Safah Yunis Salem, 13, who said she played dead to avoid being shot, was the only survivor of the Marine attack on the second house. Her sister Aisha, 3, was shot in the leg and died; her brother Zainab, 5, was killed by a shot to the head. She said she lost six other members of her family.
"He fired and killed everybody," Safah said. "The American fired and killed everybody."
One Marine and two Iraqi soldiers told investigators that the men who had been in the taxi were standing in a line outside it, some with their hands up, when Wuterich began to fire on them.
Wuterich said the men got out of the car, and he shot them because he considered them a threat. Dela Cruz contradicted that account.
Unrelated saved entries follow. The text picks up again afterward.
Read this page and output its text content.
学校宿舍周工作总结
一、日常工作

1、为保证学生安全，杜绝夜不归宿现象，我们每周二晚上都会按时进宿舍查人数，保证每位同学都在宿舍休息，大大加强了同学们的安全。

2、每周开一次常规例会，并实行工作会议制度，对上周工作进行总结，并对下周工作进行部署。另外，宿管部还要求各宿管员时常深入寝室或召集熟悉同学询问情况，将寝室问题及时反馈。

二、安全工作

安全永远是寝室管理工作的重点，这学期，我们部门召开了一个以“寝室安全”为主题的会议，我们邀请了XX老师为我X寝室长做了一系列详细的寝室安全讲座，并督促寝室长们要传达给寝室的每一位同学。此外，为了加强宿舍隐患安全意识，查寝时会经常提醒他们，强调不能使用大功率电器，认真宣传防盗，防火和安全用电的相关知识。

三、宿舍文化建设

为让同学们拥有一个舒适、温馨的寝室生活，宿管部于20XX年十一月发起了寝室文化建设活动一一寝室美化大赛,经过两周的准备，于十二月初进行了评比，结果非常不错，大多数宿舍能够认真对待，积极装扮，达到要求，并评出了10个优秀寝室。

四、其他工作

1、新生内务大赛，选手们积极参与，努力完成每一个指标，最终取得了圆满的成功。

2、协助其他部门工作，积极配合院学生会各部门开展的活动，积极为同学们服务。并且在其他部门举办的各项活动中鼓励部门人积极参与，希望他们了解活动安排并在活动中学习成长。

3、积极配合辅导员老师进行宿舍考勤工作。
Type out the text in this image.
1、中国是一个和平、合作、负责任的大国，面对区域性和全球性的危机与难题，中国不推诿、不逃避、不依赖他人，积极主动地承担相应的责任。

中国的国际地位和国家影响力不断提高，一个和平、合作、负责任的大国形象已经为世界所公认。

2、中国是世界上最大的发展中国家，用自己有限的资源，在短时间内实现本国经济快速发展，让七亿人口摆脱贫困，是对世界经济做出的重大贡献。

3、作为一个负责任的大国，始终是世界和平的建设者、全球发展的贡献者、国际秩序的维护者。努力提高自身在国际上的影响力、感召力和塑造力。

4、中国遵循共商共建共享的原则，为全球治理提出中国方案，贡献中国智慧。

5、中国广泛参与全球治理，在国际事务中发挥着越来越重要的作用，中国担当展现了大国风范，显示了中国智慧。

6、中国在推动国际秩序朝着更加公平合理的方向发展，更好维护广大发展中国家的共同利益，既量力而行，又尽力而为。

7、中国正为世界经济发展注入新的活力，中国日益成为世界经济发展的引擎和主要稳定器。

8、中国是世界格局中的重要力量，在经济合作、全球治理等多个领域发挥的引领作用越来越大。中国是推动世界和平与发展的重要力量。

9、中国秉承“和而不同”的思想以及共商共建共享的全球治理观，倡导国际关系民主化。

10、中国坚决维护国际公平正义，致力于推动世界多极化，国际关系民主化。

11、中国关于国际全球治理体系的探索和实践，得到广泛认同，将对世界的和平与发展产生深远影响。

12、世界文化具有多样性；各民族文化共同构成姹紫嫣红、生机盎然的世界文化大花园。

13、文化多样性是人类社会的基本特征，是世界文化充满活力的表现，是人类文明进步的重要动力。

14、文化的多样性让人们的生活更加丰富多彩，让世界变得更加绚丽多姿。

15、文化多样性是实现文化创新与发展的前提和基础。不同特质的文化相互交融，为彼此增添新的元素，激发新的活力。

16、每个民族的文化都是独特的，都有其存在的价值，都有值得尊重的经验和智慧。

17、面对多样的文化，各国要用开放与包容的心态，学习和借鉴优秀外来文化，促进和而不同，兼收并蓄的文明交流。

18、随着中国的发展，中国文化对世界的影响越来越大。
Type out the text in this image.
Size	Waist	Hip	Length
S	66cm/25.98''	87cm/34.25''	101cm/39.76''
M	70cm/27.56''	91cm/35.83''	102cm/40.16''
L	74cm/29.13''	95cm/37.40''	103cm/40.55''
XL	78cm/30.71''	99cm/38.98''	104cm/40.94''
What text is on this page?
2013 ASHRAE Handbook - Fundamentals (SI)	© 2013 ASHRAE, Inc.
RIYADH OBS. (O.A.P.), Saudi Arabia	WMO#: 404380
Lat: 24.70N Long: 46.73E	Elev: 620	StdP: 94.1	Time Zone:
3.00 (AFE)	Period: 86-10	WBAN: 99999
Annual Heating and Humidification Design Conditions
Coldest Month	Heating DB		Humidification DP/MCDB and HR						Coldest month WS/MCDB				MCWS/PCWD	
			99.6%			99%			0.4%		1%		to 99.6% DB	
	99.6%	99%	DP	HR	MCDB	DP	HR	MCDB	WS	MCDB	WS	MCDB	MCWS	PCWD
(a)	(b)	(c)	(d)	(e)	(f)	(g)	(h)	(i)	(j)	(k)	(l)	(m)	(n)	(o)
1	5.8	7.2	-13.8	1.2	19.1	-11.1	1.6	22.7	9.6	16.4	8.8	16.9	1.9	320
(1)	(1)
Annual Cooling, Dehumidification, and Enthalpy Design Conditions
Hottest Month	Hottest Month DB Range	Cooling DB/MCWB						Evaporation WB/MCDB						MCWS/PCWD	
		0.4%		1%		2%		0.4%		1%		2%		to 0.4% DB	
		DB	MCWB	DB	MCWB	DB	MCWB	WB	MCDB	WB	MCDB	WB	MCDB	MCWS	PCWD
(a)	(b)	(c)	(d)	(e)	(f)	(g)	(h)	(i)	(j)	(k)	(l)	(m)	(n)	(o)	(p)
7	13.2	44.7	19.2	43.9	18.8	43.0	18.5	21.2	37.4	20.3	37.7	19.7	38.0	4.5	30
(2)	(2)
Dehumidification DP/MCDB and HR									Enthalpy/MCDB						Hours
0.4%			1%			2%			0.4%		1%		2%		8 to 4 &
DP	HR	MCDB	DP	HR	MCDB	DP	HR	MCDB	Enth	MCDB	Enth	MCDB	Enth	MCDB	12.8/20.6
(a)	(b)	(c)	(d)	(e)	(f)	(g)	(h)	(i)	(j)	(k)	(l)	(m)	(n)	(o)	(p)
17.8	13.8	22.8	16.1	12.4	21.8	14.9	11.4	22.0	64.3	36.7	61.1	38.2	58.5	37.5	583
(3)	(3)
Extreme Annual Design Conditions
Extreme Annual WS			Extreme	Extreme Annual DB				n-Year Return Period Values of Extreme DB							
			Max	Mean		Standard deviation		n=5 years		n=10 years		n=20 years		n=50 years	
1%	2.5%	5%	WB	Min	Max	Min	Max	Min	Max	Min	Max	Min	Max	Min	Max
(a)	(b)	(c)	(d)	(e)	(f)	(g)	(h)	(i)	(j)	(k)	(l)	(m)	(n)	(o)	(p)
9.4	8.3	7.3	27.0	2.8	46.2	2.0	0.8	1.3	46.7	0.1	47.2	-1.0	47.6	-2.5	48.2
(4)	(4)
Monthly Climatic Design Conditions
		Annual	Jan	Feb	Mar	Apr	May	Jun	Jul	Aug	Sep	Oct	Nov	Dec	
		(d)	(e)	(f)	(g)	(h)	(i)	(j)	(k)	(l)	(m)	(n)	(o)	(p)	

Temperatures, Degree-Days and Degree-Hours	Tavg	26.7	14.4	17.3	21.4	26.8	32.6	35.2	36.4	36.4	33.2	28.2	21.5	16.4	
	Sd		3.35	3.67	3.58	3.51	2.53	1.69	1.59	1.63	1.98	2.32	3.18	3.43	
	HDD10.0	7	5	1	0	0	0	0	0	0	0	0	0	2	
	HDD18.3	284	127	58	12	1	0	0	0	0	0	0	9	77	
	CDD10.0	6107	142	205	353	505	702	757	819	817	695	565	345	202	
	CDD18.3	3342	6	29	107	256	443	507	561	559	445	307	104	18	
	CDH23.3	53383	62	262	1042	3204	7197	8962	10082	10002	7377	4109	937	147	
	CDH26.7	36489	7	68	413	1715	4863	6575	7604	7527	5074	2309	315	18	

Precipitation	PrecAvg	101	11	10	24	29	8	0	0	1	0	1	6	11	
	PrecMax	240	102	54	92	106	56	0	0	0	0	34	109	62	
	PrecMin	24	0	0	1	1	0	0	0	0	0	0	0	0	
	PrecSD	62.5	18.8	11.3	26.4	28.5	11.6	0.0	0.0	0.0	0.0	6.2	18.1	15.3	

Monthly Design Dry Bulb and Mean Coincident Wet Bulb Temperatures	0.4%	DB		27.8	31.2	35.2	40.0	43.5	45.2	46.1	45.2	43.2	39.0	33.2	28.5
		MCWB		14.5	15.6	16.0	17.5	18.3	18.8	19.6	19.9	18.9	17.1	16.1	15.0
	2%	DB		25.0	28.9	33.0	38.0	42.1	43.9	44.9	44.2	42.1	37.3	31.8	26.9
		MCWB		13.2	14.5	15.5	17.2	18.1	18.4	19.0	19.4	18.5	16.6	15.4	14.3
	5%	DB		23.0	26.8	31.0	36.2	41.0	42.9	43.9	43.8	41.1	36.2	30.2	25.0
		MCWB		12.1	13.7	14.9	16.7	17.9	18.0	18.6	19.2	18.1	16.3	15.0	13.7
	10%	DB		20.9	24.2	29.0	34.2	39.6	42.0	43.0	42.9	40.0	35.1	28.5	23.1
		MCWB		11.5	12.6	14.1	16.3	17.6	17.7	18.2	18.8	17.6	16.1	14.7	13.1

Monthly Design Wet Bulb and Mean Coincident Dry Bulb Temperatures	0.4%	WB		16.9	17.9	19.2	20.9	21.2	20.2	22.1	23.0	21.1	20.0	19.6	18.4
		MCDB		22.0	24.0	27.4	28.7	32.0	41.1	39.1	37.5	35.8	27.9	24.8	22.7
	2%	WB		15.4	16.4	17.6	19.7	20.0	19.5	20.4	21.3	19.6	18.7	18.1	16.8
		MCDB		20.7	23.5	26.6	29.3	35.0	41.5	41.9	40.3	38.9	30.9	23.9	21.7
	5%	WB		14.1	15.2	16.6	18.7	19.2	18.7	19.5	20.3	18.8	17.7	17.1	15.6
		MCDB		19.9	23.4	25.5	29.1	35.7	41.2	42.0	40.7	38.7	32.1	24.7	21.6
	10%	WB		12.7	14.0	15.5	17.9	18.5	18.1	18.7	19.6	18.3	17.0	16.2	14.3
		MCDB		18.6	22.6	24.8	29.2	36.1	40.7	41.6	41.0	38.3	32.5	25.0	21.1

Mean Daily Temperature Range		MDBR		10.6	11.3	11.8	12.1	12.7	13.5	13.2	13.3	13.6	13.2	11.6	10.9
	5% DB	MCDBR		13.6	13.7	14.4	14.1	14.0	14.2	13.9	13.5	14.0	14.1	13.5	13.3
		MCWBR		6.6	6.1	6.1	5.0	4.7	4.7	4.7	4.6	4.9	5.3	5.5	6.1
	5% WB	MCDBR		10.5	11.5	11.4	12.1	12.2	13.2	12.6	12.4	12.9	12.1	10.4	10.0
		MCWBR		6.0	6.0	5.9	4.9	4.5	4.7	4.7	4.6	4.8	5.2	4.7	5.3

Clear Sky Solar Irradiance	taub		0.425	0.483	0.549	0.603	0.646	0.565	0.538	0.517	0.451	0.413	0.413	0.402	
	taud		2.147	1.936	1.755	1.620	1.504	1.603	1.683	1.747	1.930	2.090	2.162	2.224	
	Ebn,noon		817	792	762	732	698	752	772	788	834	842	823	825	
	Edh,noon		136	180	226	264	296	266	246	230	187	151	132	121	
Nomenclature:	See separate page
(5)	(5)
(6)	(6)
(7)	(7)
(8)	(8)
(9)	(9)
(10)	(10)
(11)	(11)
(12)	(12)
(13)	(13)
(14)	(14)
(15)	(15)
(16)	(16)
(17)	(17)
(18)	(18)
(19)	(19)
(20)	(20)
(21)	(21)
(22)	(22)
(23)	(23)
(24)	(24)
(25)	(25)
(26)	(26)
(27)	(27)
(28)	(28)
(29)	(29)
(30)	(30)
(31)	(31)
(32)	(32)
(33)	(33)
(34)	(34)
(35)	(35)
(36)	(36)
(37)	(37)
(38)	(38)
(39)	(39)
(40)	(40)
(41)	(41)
"As I crossed the median I saw one of the Iraqi civilians, who was standing in the center of the line, drop to the ground," Dela Cruz told investigators. "Immediately afterwards another Iraqi standing by him raised his hands to his head. I then heard other small arms fire and looked to my left and saw Sgt. Wuterich kneeling on one knee and shooting his M16 in the direction of the Iraqi civilians."
Dela Cruz told investigators that he pumped bullets into the bodies of the Iraqi men after they were on the ground and later urinated on one of them.
Iman Walid Abdul-Hamid, 9, told investigators that a grenade exploded near her grandfather's bed. Her mother and 4-year-old brother were killed as she huddled, injured, with another brother, Abdul Rahman, 6, who survived. "All rooms," Abdul told investigators. "They were shooting in all rooms."
“We can’t say those guys didn’t commit a crime,” said Michael F. Noone Jr., a retired Air Force lawyer and law professor at Catholic University of America. “We can only say that after an investigation, there was not sufficient evidence to prosecute.”